You can still rebuild from source at the tagged commit (`cargo build --release`
after `git checkout <tag>`) as an independent cross-check.
---
## Reporting a vulnerability
Please report suspected vulnerabilities through GitHub's private advisory channel:
- **Preferred:** open a draft Security Advisory at https://github.com/panchenkoai/rivet/security/advisories/new
- Alternative: email the maintainer listed in `Cargo.toml` with subject `rivet-security:`.
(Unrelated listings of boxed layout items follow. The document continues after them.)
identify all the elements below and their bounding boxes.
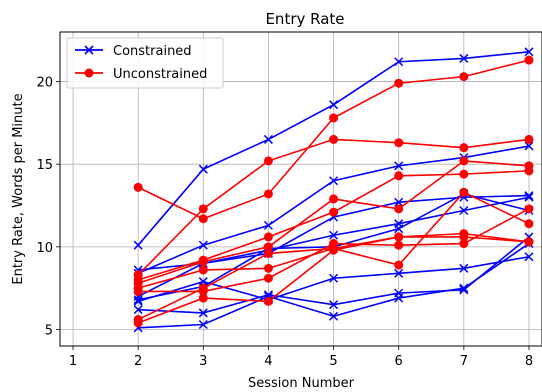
data-point (524, 141, 534, 151)
data-point (263, 296, 273, 306)
data-point (263, 189, 273, 199)
data-point (133, 286, 143, 296)
x-tick-label: 2 (134, 354, 142, 369)
plot-frame (59, 31, 542, 347)
data-point (524, 134, 534, 144)
series-layer (133, 47, 534, 333)
data-point (459, 72, 469, 82)
data-point (263, 263, 273, 273)
data-point (329, 245, 339, 255)
data-point (459, 156, 469, 166)
data-point (459, 169, 469, 179)
data-point (133, 295, 143, 305)
legend: Constrained Unconstrained (66, 37, 224, 89)
data-point (133, 305, 143, 315)
data-point (263, 273, 273, 283)
data-point (263, 220, 273, 230)
data-point (133, 240, 143, 250)
data-point (198, 283, 208, 293)
data-point (459, 232, 469, 242)
data-point (524, 204, 534, 214)
data-point (524, 219, 534, 229)
legend-marker-unconstrained (84, 68, 94, 78)
data-point (329, 311, 339, 321)
data-point (329, 300, 339, 310)
data-point (524, 237, 534, 247)
legend-marker-constrained (84, 45, 94, 55)
x-tick-label: 4 (264, 354, 272, 369)
data-point (198, 277, 208, 287)
y-axis-label: Entry Rate, Words per Minute (11, 93, 26, 284)
data-point (198, 204, 208, 214)
legend-box (66, 37, 224, 89)
data-point (198, 257, 208, 267)
data-point (198, 164, 208, 174)
x-tick-label: 6 (395, 354, 403, 369)
data-point (198, 319, 208, 330)
data-point (459, 283, 469, 293)
data-point (329, 100, 339, 110)
x-tick-label: 3 (199, 354, 207, 369)
data-point (394, 161, 404, 171)
data-point (329, 113, 339, 123)
data-point (329, 273, 339, 283)
data-point (329, 230, 339, 240)
data-point (459, 205, 469, 216)
legend-label-unconstrained: Unconstrained (113, 67, 207, 82)
data-point (263, 134, 273, 144)
data-point (394, 171, 404, 181)
x-tick-label: 8 (525, 354, 533, 369)
data-point (329, 176, 339, 186)
data-point (394, 260, 404, 270)
x-tick-label: 7 (460, 354, 468, 369)
data-point (263, 248, 273, 258)
data-point (198, 240, 208, 250)
data-point (394, 57, 404, 67)
data-point (133, 296, 143, 306)
chart-title: Entry Rate (265, 10, 344, 28)
y-tick-label: 5 (45, 323, 53, 338)
data-point (263, 242, 273, 252)
x-tick-label: 5 (329, 354, 337, 369)
data-point (459, 53, 469, 63)
data-point (459, 143, 469, 153)
data-point (133, 318, 143, 328)
x-tick-label: 1 (69, 354, 77, 369)
legend-label-constrained: Constrained (113, 44, 192, 59)
data-point (394, 78, 404, 88)
data-point (394, 204, 404, 214)
data-point (394, 138, 404, 148)
data-point (329, 207, 339, 217)
data-point (524, 47, 534, 57)
data-point (394, 224, 404, 234)
y-tick-label: 20 (36, 76, 53, 91)
data-point (263, 156, 273, 166)
x-axis-label: Session Number (248, 376, 355, 391)
ticks: 1 2 3 4 5 6 7 8 5 10 15 20 (36, 76, 533, 369)
data-point (198, 293, 208, 303)
data-point (394, 197, 404, 207)
data-point (394, 268, 404, 278)
data-point (459, 239, 469, 249)
data-point (524, 55, 534, 65)
y-tick-label: 15 (36, 158, 53, 173)
data-point (459, 263, 469, 273)
data-point (394, 293, 404, 303)
data-point (329, 134, 339, 144)
data-point (329, 194, 339, 204)
data-point (133, 182, 143, 192)
data-point (394, 232, 404, 242)
data-point (198, 214, 208, 224)
data-point (524, 161, 534, 171)
data-point (524, 252, 534, 262)
data-point (263, 232, 273, 242)
y-tick-label: 10 (36, 241, 53, 256)
data-point (394, 240, 404, 250)
data-point (198, 265, 208, 275)
data-point (459, 187, 469, 197)
data-point (198, 308, 208, 318)
data-point (524, 192, 534, 202)
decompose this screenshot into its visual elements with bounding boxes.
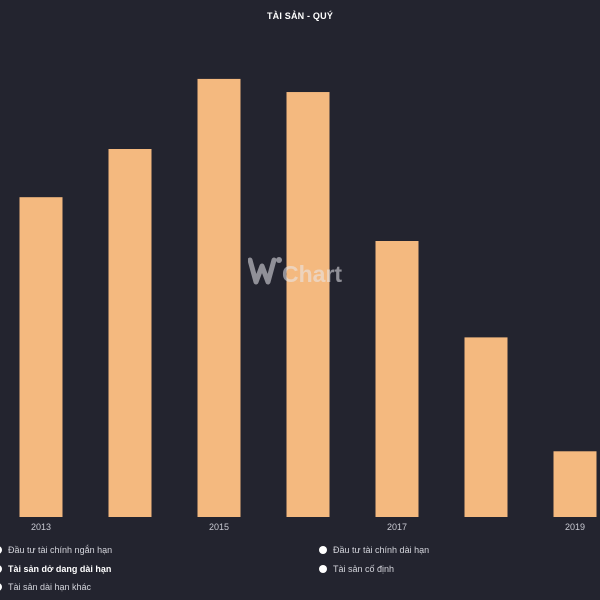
legend-item-long-term-investments[interactable]: Đầu tư tài chính dài hạn bbox=[319, 545, 429, 555]
x-tick-label: 2017 bbox=[387, 522, 407, 532]
bar-6[interactable] bbox=[553, 451, 597, 517]
wichart-logo: Chart bbox=[248, 257, 342, 287]
bar-3[interactable] bbox=[286, 92, 330, 518]
x-tick-label: 2015 bbox=[209, 522, 229, 532]
legend-dot-icon bbox=[319, 565, 327, 573]
legend-label: Đầu tư tài chính ngắn hạn bbox=[8, 545, 113, 555]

We aim to acknowledge reports within **7 days** and to ship a fix or mitigation within **30 days** for confirmed issues affecting a supported release.
### Supported versions
Only the latest minor release line (currently `0.5.x`) receives security fixes. Older lines may be patched on a best-effort basis when the fix is trivial to backport.
---
## Scope
In scope:
- Credential leakage in CLI output, logs, error messages, plan/journal/metrics artifacts.
- Crash-recovery bugs that lose data or silently advance the cursor past unwritten rows.
- Path traversal or symlink issues in destination writes.
- TLS / certificate validation bypasses.
- Vulnerabilities in declared direct dependencies that Rivet's code path actually reaches.
Out of scope (please do not file as security issues):
- User-authored SQL injecting into the user's own database.
- Misconfiguration that grants Rivet excessive privileges on the source.
- Performance issues without a security dimension.
- Vulnerabilities in upstream databases (PostgreSQL, MySQL) themselves.